Stackhouse signs, basketball world shrugs

It's now official: Jerry Stackhouse is a Buck. [cue crickets]

This of course would have been really exciting a decade ago when he was an all-star shooting guard, or even a year ago when his non-guaranteed $7 million deal was attractive trade bait. 

But what can the Bucks actually expect to get out of the until-yesterday-unemployed 35-year old?  Well, let's start by pointing out that he hasn't made a field goal since November 14, 2008, played just 10 games for Dallas in 08/09, and hasn't played more than 67 games since 02/03.  So durability and game conditioning aren't part of the package, though Scott Skiles has promised to give Stackhouse minutes immediately to work him into shape.  Stackhouse will also add to the Bucks' list of veterans on expiring deals, though it's tough to say he'll have any real value a month from now at the trade deadline.

But realistically, signing Stackhouse--and Skiles' enthusiasm to actually play him--says more about the Bucks' desperation to add scoring depth than anything else. Michael Redd was a shell of his former self while healthy, and Brandon Jennings and Andrew Bogut have yet to show they have the scoring chops to shoulder the burden of being a 1/2 combo in the NBA.  Leading scorers Jennings (.488 TS%) and Bogut (.508 TS%) have both been incapable of scoring with any sort of efficiency, in part because they can't draw fouls and get cheap points from the line--which kind of sums up the Bucks' offensive problems.  Overall the Bucks rank 26th in the league in offensive efficiency, and it'd be even worse if they weren't so good at taking care of the ball.
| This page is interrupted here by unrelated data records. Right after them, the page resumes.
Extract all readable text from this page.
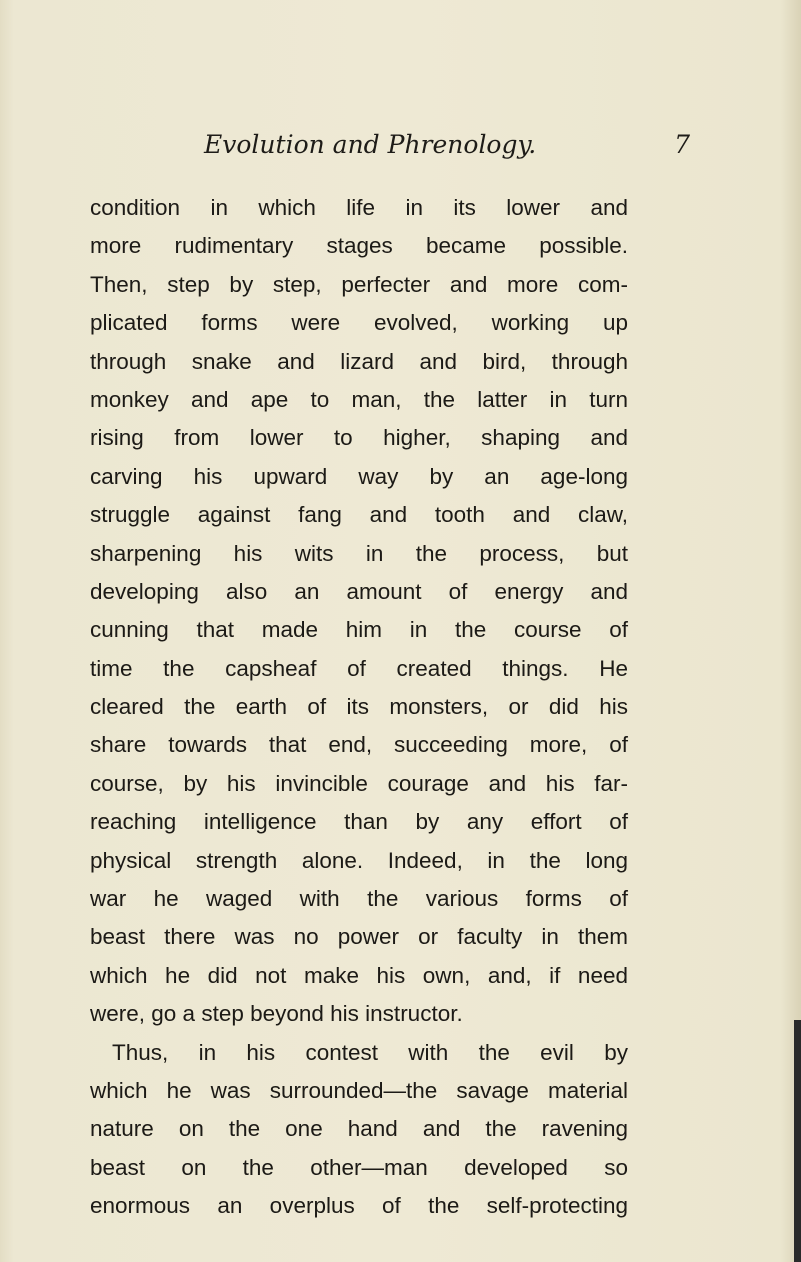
Evolution and Phrenology.	7
condition in which life in its lower and
more rudimentary stages became possible.
Then, step by step, perfecter and more com-
plicated forms were evolved, working up
through snake and lizard and bird, through
monkey and ape to man, the latter in turn
rising from lower to higher, shaping and
carving his upward way by an age-long
struggle against fang and tooth and claw,
sharpening his wits in the process, but
developing also an amount of energy and
cunning that made him in the course of
time the capsheaf of created things. He
cleared the earth of its monsters, or did his
share towards that end, succeeding more, of
course, by his invincible courage and his far-
reaching intelligence than by any effort of
physical strength alone. Indeed, in the long
war he waged with the various forms of
beast there was no power or faculty in them
which he did not make his own, and, if need
were, go a step beyond his instructor.
Thus, in his contest with the evil by
which he was surrounded—the savage material
nature on the one hand and the ravening
beast on the other—man developed so
enormous an overplus of the self-protecting
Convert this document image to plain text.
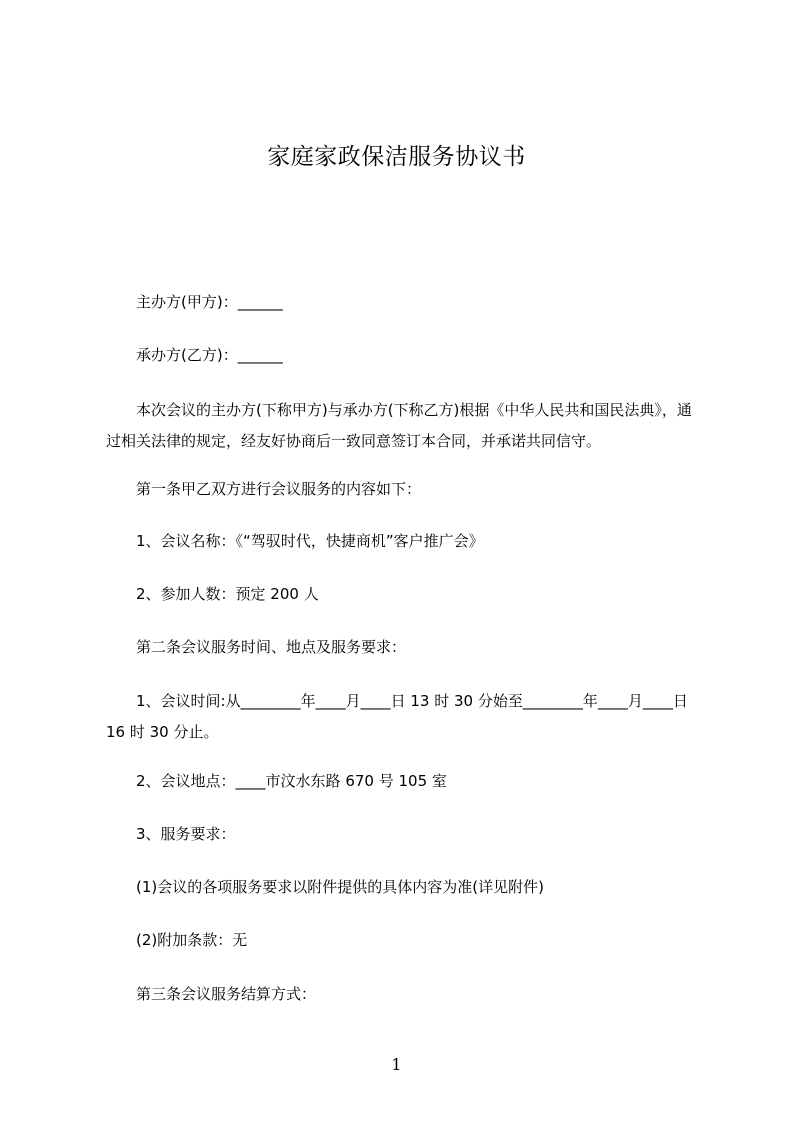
家庭家政保洁服务协议书
主办方(甲方)：______
承办方(乙方)：______
本次会议的主办方(下称甲方)与承办方(下称乙方)根据《中华人民共和国民法典》，通过相关法律的规定，经友好协商后一致同意签订本合同，并承诺共同信守。
第一条甲乙双方进行会议服务的内容如下：
1、会议名称：《“驾驭时代，快捷商机”客户推广会》
2、参加人数：预定 200 人
第二条会议服务时间、地点及服务要求：
1、会议时间:从________年____月____日 13 时 30 分始至________年____月____日 16 时 30 分止。
2、会议地点：____市汶水东路 670 号 105 室
3、服务要求：
(1)会议的各项服务要求以附件提供的具体内容为准(详见附件)
(2)附加条款：无
第三条会议服务结算方式：
1
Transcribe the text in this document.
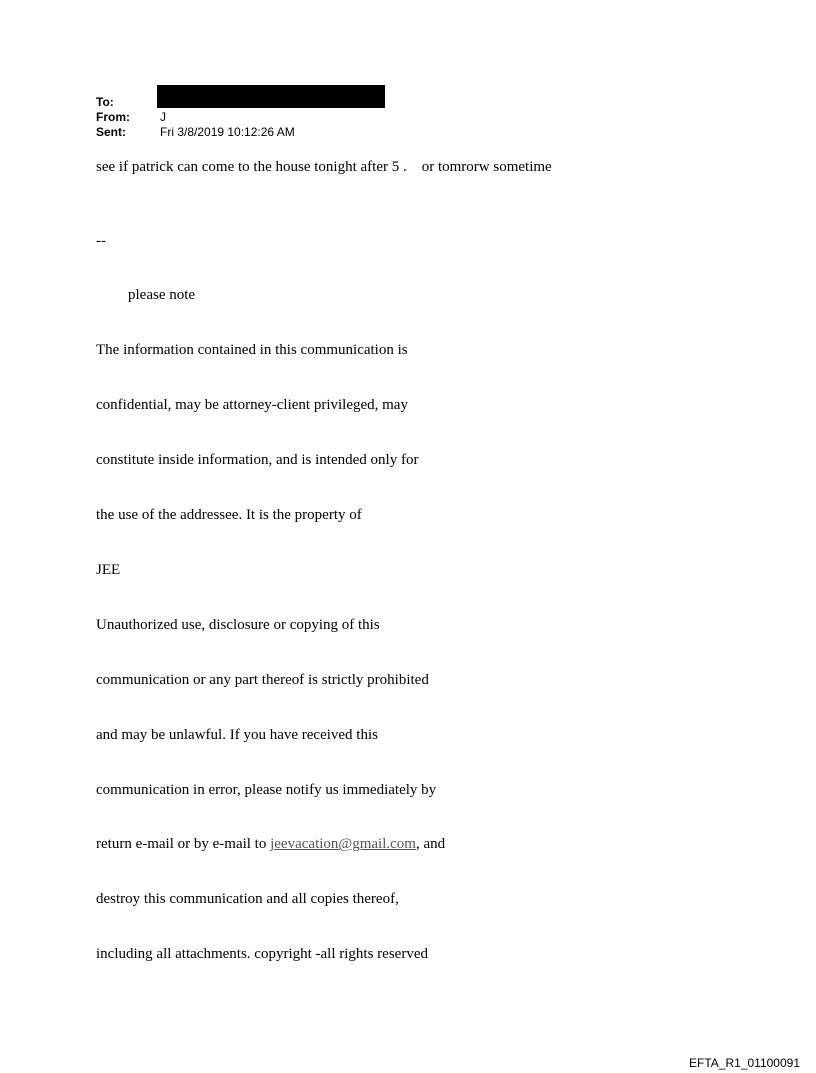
To:
From:	J
Sent:	Fri 3/8/2019 10:12:26 AM
see if patrick can come to the house tonight after 5 .    or tomrorw sometime

--

please note

The information contained in this communication is

confidential, may be attorney-client privileged, may

constitute inside information, and is intended only for

the use of the addressee. It is the property of

JEE

Unauthorized use, disclosure or copying of this

communication or any part thereof is strictly prohibited

and may be unlawful. If you have received this

communication in error, please notify us immediately by

return e-mail or by e-mail to jeevacation@gmail.com, and

destroy this communication and all copies thereof,

including all attachments. copyright -all rights reserved

EFTA_R1_01100091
Among qualifying players, Luke Ridnour (.584 TS%) is the only Buck in the league's top 50 in true shooting percentage, an all-in efficiency stat that factors in three point shooting and free throws for a better snapshot of scoring effectiveness.  The next best Buck?  Warrick way down at #186.  And the Bucks' offensive struggles have been most pronounced at the shooting guard spot, where Redd, Carlos Delfino, Jodie Meeks, and Charlie Bell have all shot under 40% from the field and 50% in true shooting terms. It almost makes you yearn for the Todd Day era.  Well, almost.

But as much as Stackhouse was once a foul-drawing and scoring machine, his credentials from an efficiency standpoint have always been sketchy, and he's of course no longer blessed with the same athleticism he once had.  His career .524 TS% is middling at best, his three point shooting is below average (.306), and, well, he's old.  So what's the upside?

"He's always been good in the post," Skiles said. "He possibly could be our second-best post-up player if not our best post-up player." 

I guess that tells you how confident Skiles is in Bogut and Hakim Warrick, the only Bucks who ever get post touches. But even with Stackhouse's advancing age, it's nice to see he still converted 60% or better of his "at the rim" chances in 06/07 and 07/08, miles better than the Bucks' league-worst 54.4% rate.

The move also shows Skiles isn't convinced of Jodie Meeks' readiness, which isn't entirely surprising but still kind of disappointing from a long-term a development standpoint.  And while Stackhouse will presumably be getting most of his minutes at SG, the domino effect will be even less of an opportunity for Joe Alexander to show if he might be ready to be a legit rotation player at the 3/4. In return, the Bucks get yet another backup-caliber veteran that they hope can patch the holes on a sinking ship.